Nine years later, Jess’ voice has only grown stronger, with her social media presence and blog Loudly, Quietly making her a force for good in Aotearoa. She calls herself a storyteller, because the thread that runs through her blogging, acting and social media work is all about telling a story. Jess’ love of writing started young; growing up in Manila, she began writing her first blog when she was 12. It was such a new concept, she laughs, that her parents didn’t know what the word was and referred to it as a ‘b-log’. It came from a need to write about what was happening in order to understand it.

“I write because I need to let something out, not because I think I need an audience. It’s enough that it resonates with me, that it’s important to me. If someone else reads something they needed to hear, that’s wonderful and it’s such an honour. But it’s mostly for me.”

Photo from instagram

One of the fields that Jess represents is fashion, an area that can often flip between not being taken seriously at all or, perversely, taking itself far too seriously. Either way, it’s not always easy to find the fun part of it. But Jess says it’s always been about self-expression to her. “I enjoy the art side of it: the structure, learning about designers, but at the same time, because I’m plus size, I never really fit into that world.”

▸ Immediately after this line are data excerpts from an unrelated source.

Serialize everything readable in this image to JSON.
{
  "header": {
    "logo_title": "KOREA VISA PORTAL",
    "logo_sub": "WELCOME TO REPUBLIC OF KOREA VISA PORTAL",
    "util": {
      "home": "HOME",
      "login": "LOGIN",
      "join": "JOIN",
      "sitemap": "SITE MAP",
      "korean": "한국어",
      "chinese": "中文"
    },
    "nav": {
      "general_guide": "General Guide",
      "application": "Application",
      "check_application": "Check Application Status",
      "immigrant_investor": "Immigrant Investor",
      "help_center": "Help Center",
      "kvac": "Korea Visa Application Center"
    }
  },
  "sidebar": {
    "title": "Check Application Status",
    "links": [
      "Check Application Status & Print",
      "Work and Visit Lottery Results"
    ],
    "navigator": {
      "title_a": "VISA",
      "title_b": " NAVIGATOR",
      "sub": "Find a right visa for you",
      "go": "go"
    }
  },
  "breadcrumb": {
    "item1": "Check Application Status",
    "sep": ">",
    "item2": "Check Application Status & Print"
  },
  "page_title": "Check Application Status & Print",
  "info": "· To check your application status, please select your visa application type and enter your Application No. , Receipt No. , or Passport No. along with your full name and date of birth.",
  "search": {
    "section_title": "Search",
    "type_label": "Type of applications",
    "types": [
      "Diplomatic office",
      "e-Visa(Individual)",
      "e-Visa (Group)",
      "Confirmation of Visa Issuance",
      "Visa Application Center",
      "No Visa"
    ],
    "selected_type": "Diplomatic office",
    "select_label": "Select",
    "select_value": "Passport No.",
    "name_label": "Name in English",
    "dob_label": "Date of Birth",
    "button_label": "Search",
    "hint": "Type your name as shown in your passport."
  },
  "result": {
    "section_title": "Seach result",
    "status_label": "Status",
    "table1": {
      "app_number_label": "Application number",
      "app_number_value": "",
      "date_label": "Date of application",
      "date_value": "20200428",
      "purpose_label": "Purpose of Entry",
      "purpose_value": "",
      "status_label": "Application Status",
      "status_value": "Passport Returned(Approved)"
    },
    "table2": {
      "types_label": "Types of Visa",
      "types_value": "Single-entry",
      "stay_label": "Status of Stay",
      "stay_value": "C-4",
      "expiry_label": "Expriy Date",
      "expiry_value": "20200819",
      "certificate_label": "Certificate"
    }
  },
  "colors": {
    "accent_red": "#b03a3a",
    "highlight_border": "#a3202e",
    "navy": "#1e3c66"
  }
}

“It’s about really owning what fashion means to me, because I go into shops and I don’t fit half the stuff. So it became about expressing myself through fashion, but I also had to be really innovative in terms of finding pieces that work for me. But I don’t take myself seriously,” she laughs. “It’s a fun thing for me to do – you get dressed every morning, you might as well make it fun.”

Staying true to your own personal style, even when sometimes you might have limited options, is the key to enjoying what you wear, Jess believes. “In terms of plus-size fashion, I’ve always struggled because most of the connotations of plus-size fashion are very bold prints, very bright colours, but that’s not me,” she says. “My style is so minimal: I want neutrals, I want beige, I want whites. But growing up reading magazines, the advice was always ‘don’t wear light colours, it’ll only highlight your size.’ It makes it so much harder to find your place in the fashion world when all the clothes you see that fit you, don’t reflect who you are.”

The rise of social media over magazines when it comes to influencing the fashion world has helped slowly change this, Jess says. “With magazines, you can’t curate what you see. They curate it for you. They tell you what fashion is, what the standard of beauty is. With social media, you’re in charge of curating what you see. By following people who love fashion and have the same body type or colour palette as me, it made me feel like I had found people who understood.”

And it’s clearly mutual – Jess is now so known for her work in the fashion space that she was selected to go on the Offline podcast by host Alison Rice (check out our interview with Alison here), where she talked about her love of fashion and also how she fits her creative work in. She favours quality over quantity when it comes to her writing. “I don’t want to contribute to the noise; when people come to my site, it’s thoughtful, it’s curated and it’s really special.”

There’s a lot of behind-the-scenes work that goes into checking in with her community as well. Because her writing isn’t afraid to go to vulnerable places, Jess says her audience is always super willing to match her energy and it feels like a very close-knit corner of the internet. “What doesn’t get seen on my social media is the amount of direct messages I get, and the paragraphs-long messages I get from people sharing their story,” she says. “It’s quite incredible, and that’s my favourite part. It’s something I really, really treasure.”